Health Coverage Declines But Companies’ Profits Soar

Original Link:

By Mike Hall

The number of working-age Americans who get their health care coverage through work dropped for the ninth year in a row in 2009, according to a new study by the Economic Policy Institute (EPI). The main reason, says the report, is the lousy economy and an unemployment rate that jumped from 5.8 percent in 2008 to 9.3 in 2009.

The latest figures show that employment-based health insurance fell from 61.9 percent of workers in 2008 to 58.9 percent in 2009. Says Elise Gould, Director of Health Policy Research at EPI and author of the report:

The current recession and its negative impact on access to health care highlight how dependent Americans are on a healthy labor market for all facets of economic security.

The report points out that the new health care reform law will make it easier and more affordable for Americans to secure and maintain health insurance coverage. But the “continued poor labor market will likely lead to”

further losses in insurance coverage before this major relief takes effect in 2014.

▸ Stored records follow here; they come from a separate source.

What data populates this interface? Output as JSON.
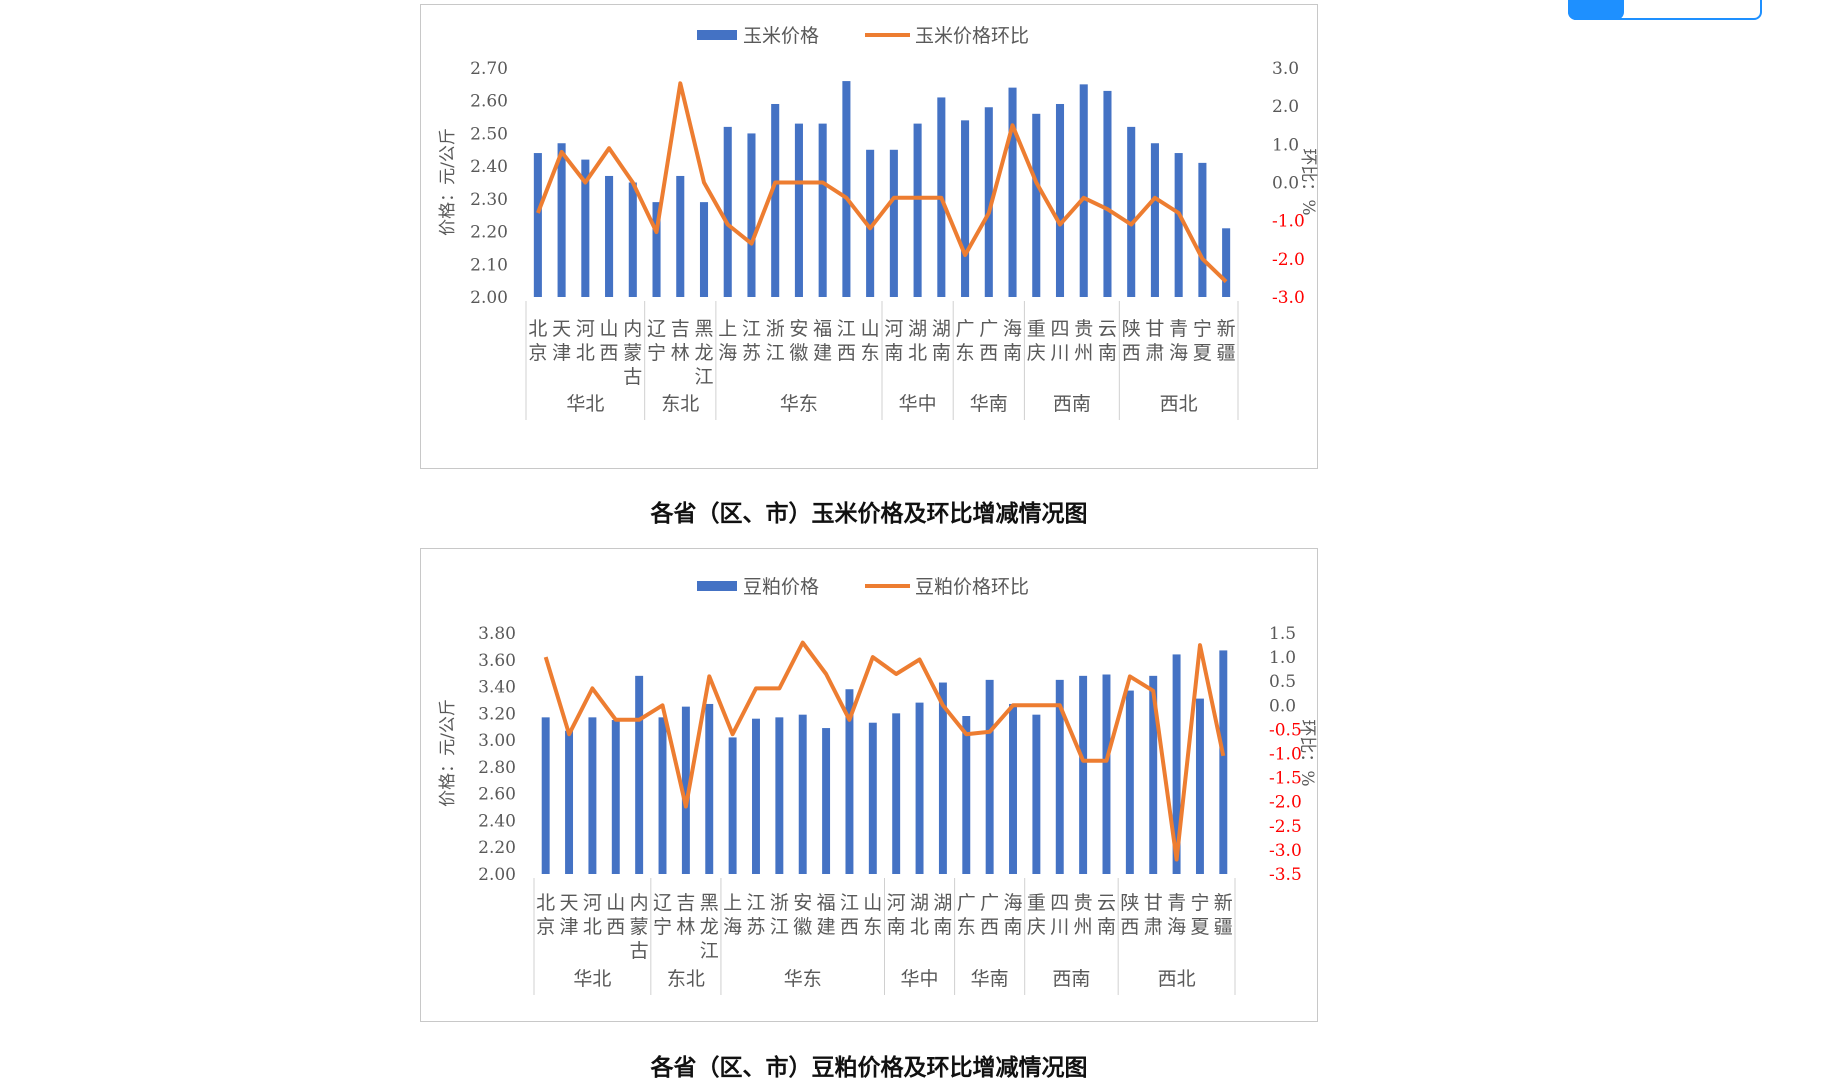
{
  "charts": [
    {
      "caption": "各省（区、市）玉米价格及环比增减情况图",
      "legend": {
        "bar": "玉米价格",
        "line": "玉米价格环比"
      },
      "ylabel_left": "价格：元/公斤",
      "ylabel_right": "环比：%",
      "left_ticks": [
        "2.00",
        "2.10",
        "2.20",
        "2.30",
        "2.40",
        "2.50",
        "2.60",
        "2.70"
      ],
      "right_ticks": [
        "-3.0",
        "-2.0",
        "-1.0",
        "0.0",
        "1.0",
        "2.0",
        "3.0"
      ]
    },
    {
      "caption": "各省（区、市）豆粕价格及环比增减情况图",
      "legend": {
        "bar": "豆粕价格",
        "line": "豆粕价格环比"
      },
      "ylabel_left": "价格：元/公斤",
      "ylabel_right": "环比：%",
      "left_ticks": [
        "2.00",
        "2.20",
        "2.40",
        "2.60",
        "2.80",
        "3.00",
        "3.20",
        "3.40",
        "3.60",
        "3.80"
      ],
      "right_ticks": [
        "-3.5",
        "-3.0",
        "-2.5",
        "-2.0",
        "-1.5",
        "-1.0",
        "-0.5",
        "0.0",
        "0.5",
        "1.0",
        "1.5"
      ]
    }
  ],
  "chart_data": [
    {
      "type": "bar",
      "title": "各省（区、市）玉米价格及环比增减情况图",
      "categories": [
        "北京",
        "天津",
        "河北",
        "山西",
        "内蒙古",
        "辽宁",
        "吉林",
        "黑龙江",
        "上海",
        "江苏",
        "浙江",
        "安徽",
        "福建",
        "江西",
        "山东",
        "河南",
        "湖北",
        "湖南",
        "广东",
        "广西",
        "海南",
        "重庆",
        "四川",
        "贵州",
        "云南",
        "陕西",
        "甘肃",
        "青海",
        "宁夏",
        "新疆"
      ],
      "groups": [
        {
          "name": "华北",
          "count": 5
        },
        {
          "name": "东北",
          "count": 3
        },
        {
          "name": "华东",
          "count": 7
        },
        {
          "name": "华中",
          "count": 3
        },
        {
          "name": "华南",
          "count": 3
        },
        {
          "name": "西南",
          "count": 4
        },
        {
          "name": "西北",
          "count": 5
        }
      ],
      "series": [
        {
          "name": "玉米价格",
          "type": "bar",
          "axis": "left",
          "color": "#4472C4",
          "values": [
            2.44,
            2.47,
            2.42,
            2.37,
            2.35,
            2.29,
            2.37,
            2.29,
            2.52,
            2.5,
            2.59,
            2.53,
            2.53,
            2.66,
            2.45,
            2.45,
            2.53,
            2.61,
            2.54,
            2.58,
            2.64,
            2.56,
            2.59,
            2.65,
            2.63,
            2.52,
            2.47,
            2.44,
            2.41,
            2.21
          ]
        },
        {
          "name": "玉米价格环比",
          "type": "line",
          "axis": "right",
          "color": "#ED7D31",
          "values": [
            -0.8,
            0.8,
            0.0,
            0.9,
            0.0,
            -1.3,
            2.6,
            0.0,
            -1.1,
            -1.6,
            0.0,
            0.0,
            0.0,
            -0.4,
            -1.2,
            -0.4,
            -0.4,
            -0.4,
            -1.9,
            -0.8,
            1.5,
            0.0,
            -1.1,
            -0.4,
            -0.7,
            -1.1,
            -0.4,
            -0.8,
            -2.0,
            -2.6
          ]
        }
      ],
      "ylim_left": [
        2.0,
        2.7
      ],
      "ylim_right": [
        -3.0,
        3.0
      ],
      "ylabel_left": "价格：元/公斤",
      "ylabel_right": "环比：%",
      "legend_position": "top"
    },
    {
      "type": "bar",
      "title": "各省（区、市）豆粕价格及环比增减情况图",
      "categories": [
        "北京",
        "天津",
        "河北",
        "山西",
        "内蒙古",
        "辽宁",
        "吉林",
        "黑龙江",
        "上海",
        "江苏",
        "浙江",
        "安徽",
        "福建",
        "江西",
        "山东",
        "河南",
        "湖北",
        "湖南",
        "广东",
        "广西",
        "海南",
        "重庆",
        "四川",
        "贵州",
        "云南",
        "陕西",
        "甘肃",
        "青海",
        "宁夏",
        "新疆"
      ],
      "groups": [
        {
          "name": "华北",
          "count": 5
        },
        {
          "name": "东北",
          "count": 3
        },
        {
          "name": "华东",
          "count": 7
        },
        {
          "name": "华中",
          "count": 3
        },
        {
          "name": "华南",
          "count": 3
        },
        {
          "name": "西南",
          "count": 4
        },
        {
          "name": "西北",
          "count": 5
        }
      ],
      "series": [
        {
          "name": "豆粕价格",
          "type": "bar",
          "axis": "left",
          "color": "#4472C4",
          "values": [
            3.17,
            3.07,
            3.17,
            3.15,
            3.48,
            3.17,
            3.25,
            3.27,
            3.02,
            3.16,
            3.17,
            3.19,
            3.09,
            3.38,
            3.13,
            3.2,
            3.28,
            3.43,
            3.18,
            3.45,
            3.27,
            3.19,
            3.45,
            3.48,
            3.49,
            3.37,
            3.48,
            3.64,
            3.31,
            3.67
          ]
        },
        {
          "name": "豆粕价格环比",
          "type": "line",
          "axis": "right",
          "color": "#ED7D31",
          "values": [
            1.0,
            -0.6,
            0.35,
            -0.3,
            -0.3,
            0.0,
            -2.1,
            0.6,
            -0.6,
            0.35,
            0.35,
            1.3,
            0.65,
            -0.3,
            1.0,
            0.65,
            0.95,
            0.0,
            -0.6,
            -0.55,
            0.0,
            0.0,
            0.0,
            -1.15,
            -1.15,
            0.6,
            0.3,
            -3.2,
            1.25,
            -1.05
          ]
        }
      ],
      "ylim_left": [
        2.0,
        3.8
      ],
      "ylim_right": [
        -3.5,
        1.5
      ],
      "ylabel_left": "价格：元/公斤",
      "ylabel_right": "环比：%",
      "legend_position": "top"
    }
  ]
}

Click here for the full report.

The lousy economy hasn’t had much of an impact on six of the nation’s biggest private health insurance companies which saw their profits increase by 22 percent over last year in the quarter that ended in September, according to a new analysis by Health Care for America Now! (HCAN).

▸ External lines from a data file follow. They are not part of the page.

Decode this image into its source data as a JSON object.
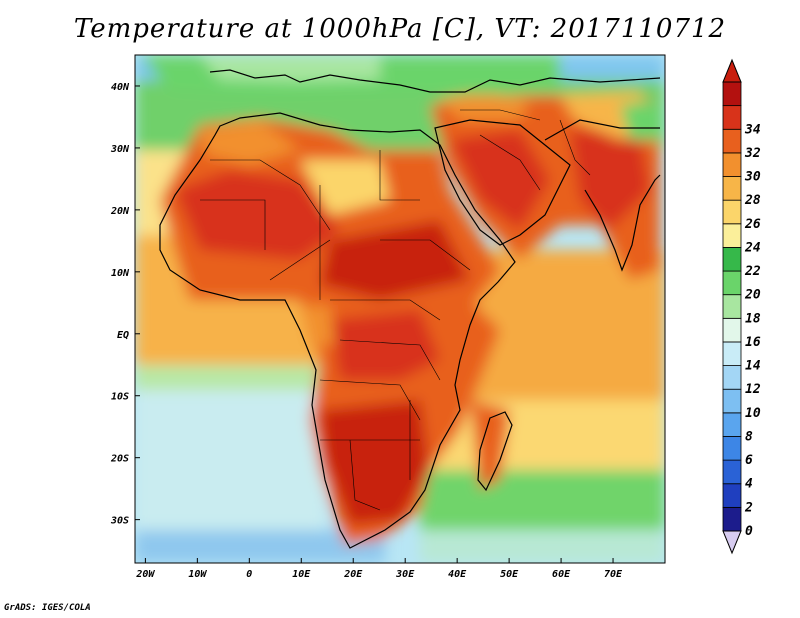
{
  "title": "Temperature at 1000hPa [C], VT: 2017110712",
  "credit": "GrADS: IGES/COLA",
  "map": {
    "lon_range": [
      -22,
      80
    ],
    "lat_range": [
      -37,
      45
    ],
    "lon_ticks": [
      {
        "value": -20,
        "label": "20W"
      },
      {
        "value": -10,
        "label": "10W"
      },
      {
        "value": 0,
        "label": "0"
      },
      {
        "value": 10,
        "label": "10E"
      },
      {
        "value": 20,
        "label": "20E"
      },
      {
        "value": 30,
        "label": "30E"
      },
      {
        "value": 40,
        "label": "40E"
      },
      {
        "value": 50,
        "label": "50E"
      },
      {
        "value": 60,
        "label": "60E"
      },
      {
        "value": 70,
        "label": "70E"
      }
    ],
    "lat_ticks": [
      {
        "value": 40,
        "label": "40N"
      },
      {
        "value": 30,
        "label": "30N"
      },
      {
        "value": 20,
        "label": "20N"
      },
      {
        "value": 10,
        "label": "10N"
      },
      {
        "value": 0,
        "label": "EQ"
      },
      {
        "value": -10,
        "label": "10S"
      },
      {
        "value": -20,
        "label": "20S"
      },
      {
        "value": -30,
        "label": "30S"
      }
    ]
  },
  "colorbar": {
    "levels": [
      "0",
      "2",
      "4",
      "6",
      "8",
      "10",
      "12",
      "14",
      "16",
      "18",
      "20",
      "22",
      "24",
      "26",
      "28",
      "30",
      "32",
      "34"
    ],
    "colors": [
      "#1c1c8c",
      "#1f3fbf",
      "#2a62d6",
      "#3d86e6",
      "#5aa5ee",
      "#7dbff2",
      "#a3d6f5",
      "#c9ecf7",
      "#e2f7ea",
      "#a8e6a0",
      "#6ad46a",
      "#36b84a",
      "#fbef9a",
      "#fbd56a",
      "#f7b548",
      "#f2902e",
      "#e8601e",
      "#d8331a",
      "#b3110f"
    ],
    "below_color": "#d7ccf0",
    "above_color": "#c81e0e"
  }
}
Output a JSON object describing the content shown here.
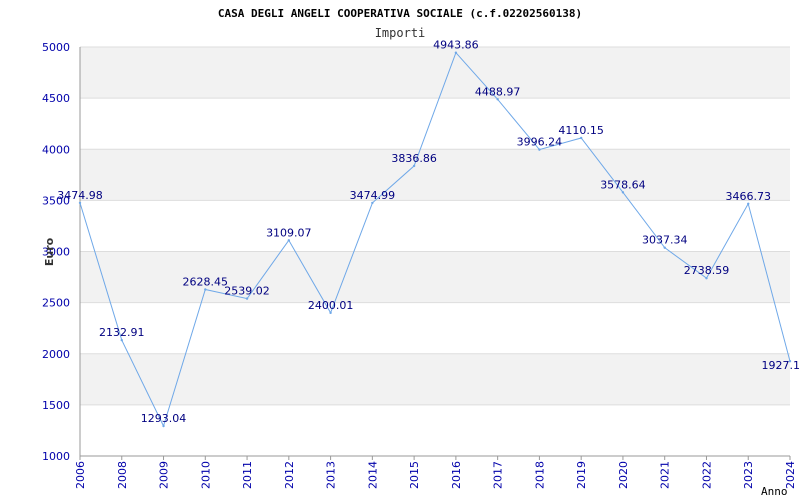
{
  "chart_data": {
    "type": "line",
    "title": "CASA DEGLI ANGELI COOPERATIVA SOCIALE (c.f.02202560138)",
    "subtitle": "Importi",
    "xlabel": "Anno",
    "ylabel": "Euro",
    "ylim": [
      1000,
      5000
    ],
    "yticks": [
      1000,
      1500,
      2000,
      2500,
      3000,
      3500,
      4000,
      4500,
      5000
    ],
    "grid": true,
    "categories": [
      "2006",
      "2008",
      "2009",
      "2010",
      "2011",
      "2012",
      "2013",
      "2014",
      "2015",
      "2016",
      "2017",
      "2018",
      "2019",
      "2020",
      "2021",
      "2022",
      "2023",
      "2024"
    ],
    "series": [
      {
        "values": [
          3474.98,
          2132.91,
          1293.04,
          2628.45,
          2539.02,
          3109.07,
          2400.01,
          3474.99,
          3836.86,
          4943.86,
          4488.97,
          3996.24,
          4110.15,
          3578.64,
          3037.34,
          2738.59,
          3466.73,
          1927.1
        ],
        "labels": [
          "3474.98",
          "2132.91",
          "1293.04",
          "2628.45",
          "2539.02",
          "3109.07",
          "2400.01",
          "3474.99",
          "3836.86",
          "4943.86",
          "4488.97",
          "3996.24",
          "4110.15",
          "3578.64",
          "3037.34",
          "2738.59",
          "3466.73",
          "1927.1"
        ]
      }
    ],
    "colors": {
      "line": "#6fa8e8",
      "band": "#f2f2f2",
      "gridline": "#dddddd",
      "axis": "#999999",
      "tick_text": "#0000aa",
      "data_label": "#000080"
    }
  }
}
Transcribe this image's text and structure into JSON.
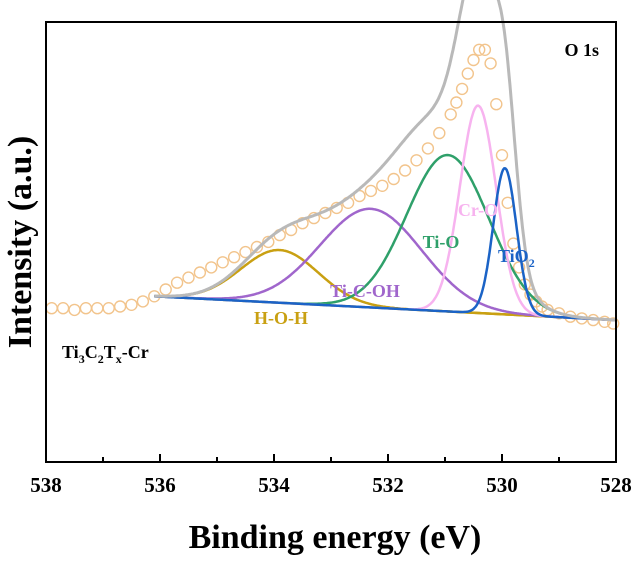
{
  "chart_data": {
    "type": "line",
    "title": "",
    "panel_label": "O 1s",
    "sample_label": {
      "base": "Ti",
      "s1": "3",
      "mid": "C",
      "s2": "2",
      "mid2": "T",
      "s3": "x",
      "tail": "-Cr"
    },
    "xlabel": "Binding energy (eV)",
    "ylabel": "Intensity (a.u.)",
    "xlim": [
      538,
      528
    ],
    "ylim": [
      0,
      1
    ],
    "x_ticks": [
      538,
      536,
      534,
      532,
      530,
      528
    ],
    "x_tick_labels": [
      "538",
      "536",
      "534",
      "532",
      "530",
      "528"
    ],
    "colors": {
      "data": "#f2c48c",
      "envelope": "#b9b9b9",
      "background": "#c49a14",
      "HOH": "#c9a012",
      "TiCOH": "#a066cc",
      "TiO": "#2fa06a",
      "CrO": "#f7b3ef",
      "TiO2": "#1b63c6"
    },
    "baseline": {
      "x": [
        536.1,
        528.0
      ],
      "y": [
        0.305,
        0.235
      ]
    },
    "peaks": [
      {
        "name": "H-O-H",
        "label": "H-O-H",
        "center": 533.9,
        "amplitude": 0.155,
        "fwhm": 1.6,
        "color_key": "HOH"
      },
      {
        "name": "Ti-C-OH",
        "label": "Ti-C-OH",
        "center": 532.3,
        "amplitude": 0.29,
        "fwhm": 2.1,
        "color_key": "TiCOH"
      },
      {
        "name": "Ti-O",
        "label": "Ti-O",
        "center": 530.95,
        "amplitude": 0.46,
        "fwhm": 1.7,
        "color_key": "TiO"
      },
      {
        "name": "Cr-O",
        "label": "Cr-O",
        "center": 530.42,
        "amplitude": 0.61,
        "fwhm": 0.75,
        "color_key": "CrO"
      },
      {
        "name": "TiO2",
        "label": "TiO",
        "label_sub": "2",
        "center": 529.95,
        "amplitude": 0.43,
        "fwhm": 0.48,
        "color_key": "TiO2"
      }
    ],
    "experimental_data": {
      "x": [
        537.9,
        537.7,
        537.5,
        537.3,
        537.1,
        536.9,
        536.7,
        536.5,
        536.3,
        536.1,
        535.9,
        535.7,
        535.5,
        535.3,
        535.1,
        534.9,
        534.7,
        534.5,
        534.3,
        534.1,
        533.9,
        533.7,
        533.5,
        533.3,
        533.1,
        532.9,
        532.7,
        532.5,
        532.3,
        532.1,
        531.9,
        531.7,
        531.5,
        531.3,
        531.1,
        530.9,
        530.8,
        530.7,
        530.6,
        530.5,
        530.4,
        530.3,
        530.2,
        530.1,
        530.0,
        529.9,
        529.8,
        529.7,
        529.6,
        529.5,
        529.4,
        529.3,
        529.2,
        529.0,
        528.8,
        528.6,
        528.4,
        528.2,
        528.05
      ],
      "y": [
        0.27,
        0.27,
        0.265,
        0.27,
        0.27,
        0.27,
        0.275,
        0.28,
        0.29,
        0.305,
        0.325,
        0.345,
        0.36,
        0.375,
        0.39,
        0.405,
        0.42,
        0.435,
        0.45,
        0.465,
        0.485,
        0.5,
        0.52,
        0.535,
        0.55,
        0.565,
        0.58,
        0.6,
        0.615,
        0.63,
        0.65,
        0.675,
        0.705,
        0.74,
        0.785,
        0.84,
        0.875,
        0.915,
        0.96,
        1.0,
        1.03,
        1.03,
        0.99,
        0.87,
        0.72,
        0.58,
        0.46,
        0.39,
        0.34,
        0.31,
        0.29,
        0.275,
        0.265,
        0.255,
        0.245,
        0.24,
        0.235,
        0.23,
        0.225
      ]
    }
  }
}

HCAN says the $3.4 billion in 2010 third quarter profits for WellPoint Inc., UnitedHealth Group Inc., Aetna Inc., Humana Inc., Cigna Corp. and Coventry Health Care Inc. is tied to the companies spending a “smaller share”

of premiums on medical care, purging unprofitable members and burdening consumers with higher cost-sharing limits.

According to HCAN’s study of the companies’ filings with the Security and Exchange Commission (SEC), the big insurers are reducing the amount of the premiums they spend on health care—know as medical loss ration (MLR). For example, Coventry’s MLR dropped from 82.1 percent in the third quarter of 2009 to 76.8 percent in 2010’s third quarter while profits soared from $70.6 million to $189.9 million in the same time frame. All six showed lower MLRs and higher profits.

The new health care reform law—the Patient Protection and Affordable Care Act—will spend up to 85 percent of premiums on medical services instead of profits and executive pay. Says HCAN Executive Director Ethan Rome:

Their behavior is offensive, and it’s outrageous that the Republicans in Congress want to give control of our health care back to the insurance companies by repealing the Affordable Care Act. We need the law and the protections it provides.

The financial engineers running the insurance companies know they make money by denying care, and they make more money by denying more care. That’s why the tough protections and increased competition and choice in the new law are so important. The law ends the total stranglehold that these companies have on our health care.